The 72 nurses who gathered in Victoria in July, 1915, were an important part of that unit. Graduate nurses left hospitals in Kamloops, Nanaimo, Revelstoke, Summerland, Cumberland, Ladner, Chemainus and Rossland - and Winnipeg - to join the Vancouver and Victoria nurses applying to enlist as Lieutenants in the Canadian Expeditionary Force.
In their navy blue brass-buttoned uniforms they "caused much amusement among the soldiers," as Nurse Elsie Collis wrote in her diary after their first drill practices and dismal efforts at "marching past" on the hot and dusty plains.
72 nurse/lieutenants, nicknamed "the penguins" by the troops, practiced drilling as part of their preparation for overseas duty.
After drill practice, lectures, medical exams and other preparations for overseas duty, they were often bused to entertainments in their honor at some of the grandest homes in Victoria, including Government House and former premier James Dunsmuir's new 'castle' at Hatley Park.
The unit left Victoria Harbour on August 21, 1915, after parading through town to the cheers of large crowds, proud of British Columbia's own contribution to the war effort.
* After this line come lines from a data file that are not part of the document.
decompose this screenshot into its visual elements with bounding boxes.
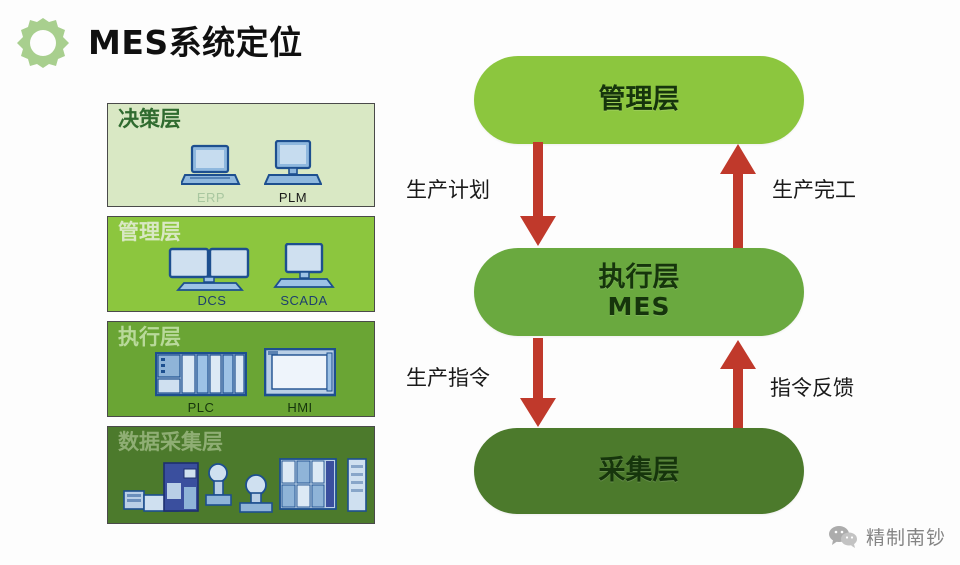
laptop-icon bbox=[181, 144, 241, 188]
flow-arrow-feedback bbox=[716, 338, 760, 435]
layer-box-execution[interactable]: 执行层 PLC bbox=[107, 321, 375, 417]
device-label-erp: ERP bbox=[178, 191, 244, 204]
cabinet-icon bbox=[164, 463, 198, 511]
flow-arrow-label-order: 生产指令 bbox=[406, 368, 490, 389]
device-label-hmi: HMI bbox=[260, 401, 340, 414]
gear-icon bbox=[12, 14, 74, 70]
desktop-icon bbox=[264, 140, 322, 188]
sensor-icon bbox=[240, 475, 272, 512]
flow-arrow-label-plan: 生产计划 bbox=[406, 180, 490, 201]
watermark: 精制南钞 bbox=[828, 524, 946, 553]
flow-arrow-label-complete: 生产完工 bbox=[772, 180, 856, 201]
flow-arrow-order bbox=[516, 338, 560, 435]
device-group-data-acquisition bbox=[108, 426, 374, 521]
device-dcs: DCS bbox=[164, 247, 260, 307]
plc-rack-icon bbox=[155, 352, 247, 398]
slide-canvas: MES系统定位 决策层 ERP bbox=[0, 0, 960, 565]
flow-node-management[interactable]: 管理层 bbox=[474, 56, 804, 144]
device-plm: PLM bbox=[260, 140, 326, 204]
layer-box-decision[interactable]: 决策层 ERP bbox=[107, 103, 375, 207]
flow-node-label-execution-main: 执行层 bbox=[599, 262, 680, 293]
watermark-text: 精制南钞 bbox=[866, 529, 946, 548]
device-hmi: HMI bbox=[260, 348, 340, 414]
page-title: MES系统定位 bbox=[88, 26, 303, 59]
flow-node-label-execution-sub: MES bbox=[599, 293, 680, 321]
flow-node-execution[interactable]: 执行层 MES bbox=[474, 248, 804, 336]
flow-node-label-management: 管理层 bbox=[599, 85, 680, 115]
page-title-bar: MES系统定位 bbox=[12, 14, 303, 70]
field-equipment-icons bbox=[122, 457, 372, 519]
flow-arrow-plan bbox=[516, 142, 560, 255]
flow-diagram: 管理层 执行层 MES 采集层 生产计划 生产完工 bbox=[474, 56, 804, 526]
flow-arrow-complete bbox=[716, 142, 760, 255]
dual-monitor-icon bbox=[166, 247, 258, 291]
flow-node-collection[interactable]: 采集层 bbox=[474, 428, 804, 514]
meter-icon bbox=[348, 459, 366, 511]
device-scada: SCADA bbox=[266, 243, 342, 307]
desktop-icon bbox=[273, 243, 335, 291]
flow-node-label-execution: 执行层 MES bbox=[599, 263, 680, 321]
layer-box-data-acquisition[interactable]: 数据采集层 bbox=[107, 426, 375, 524]
device-label-plc: PLC bbox=[152, 401, 250, 414]
flow-arrow-label-feedback: 指令反馈 bbox=[770, 378, 854, 399]
layer-stack: 决策层 ERP bbox=[107, 103, 375, 533]
device-group-management: DCS SCADA bbox=[108, 216, 374, 309]
flow-node-label-collection: 采集层 bbox=[599, 456, 680, 486]
device-erp: ERP bbox=[178, 144, 244, 204]
io-module-icon bbox=[280, 459, 336, 509]
device-group-decision: ERP PLM bbox=[108, 103, 374, 204]
device-label-plm: PLM bbox=[260, 191, 326, 204]
device-plc: PLC bbox=[152, 352, 250, 414]
device-label-dcs: DCS bbox=[164, 294, 260, 307]
wechat-icon bbox=[828, 524, 858, 553]
layer-box-management[interactable]: 管理层 DCS S bbox=[107, 216, 375, 312]
hmi-panel-icon bbox=[264, 348, 336, 398]
device-label-scada: SCADA bbox=[266, 294, 342, 307]
device-group-execution: PLC HMI bbox=[108, 321, 374, 414]
valve-icon bbox=[206, 464, 231, 505]
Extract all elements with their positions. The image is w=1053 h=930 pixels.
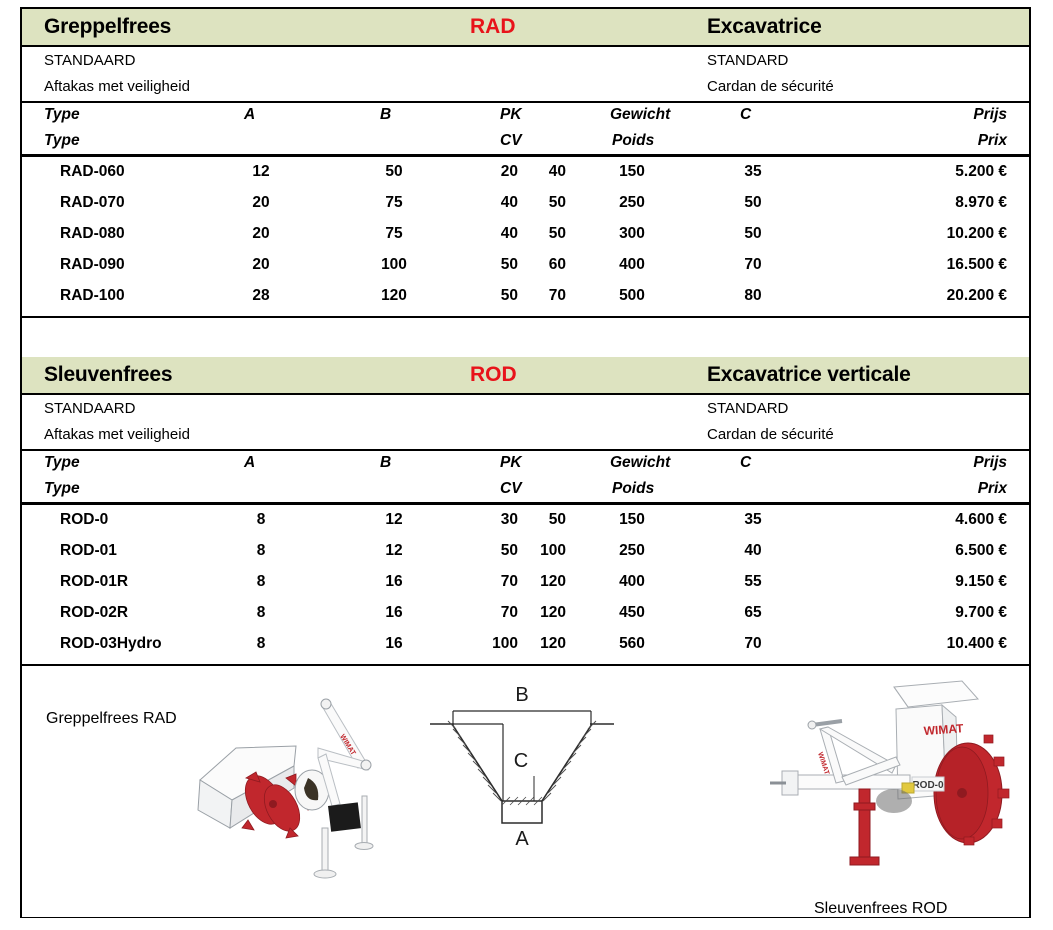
table-title-fr-rod: Excavatrice verticale: [707, 363, 911, 387]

The following pictures were part of a group of photographs in the Daily Colonist on August 1, 1915. The unit was organized by Victoria physician Dr. E. C. Hart between May and July. The complete hospital was ready for departure early in August. Equipment had been ordered, one motor ambulance 'of the latest type' was donated, a tag day was held in Victoria and the provincial government donated $250.
Squad of cooks with B.C. base hospital, Macaulay Plains
Stretcher Bearers ............... Officers and Men
The newspaper photos were part the Daily Colonist's coverage of the organization of the hospital at Macaulay Plains. The Esquimalt camp was remembered in No. 5's newsletter published when the unit was serving at the Mediterranean Front six months later: "Who will forget those happy days when we were all so new ... dusty route marches to the Gorge, squad and stretcher drill, rehearsals of ceremonial parade ... but an ideal camp site, a bathing beach within a stone's throw, weekend leave to Vancouver, and the inner man catered to in proper style."
This is one of a number of photos of nurses, doctors and troops, including the cooks.
Nursing Sister Morrison is second from right, middle row, with Nursing Sister Collis standing behind her.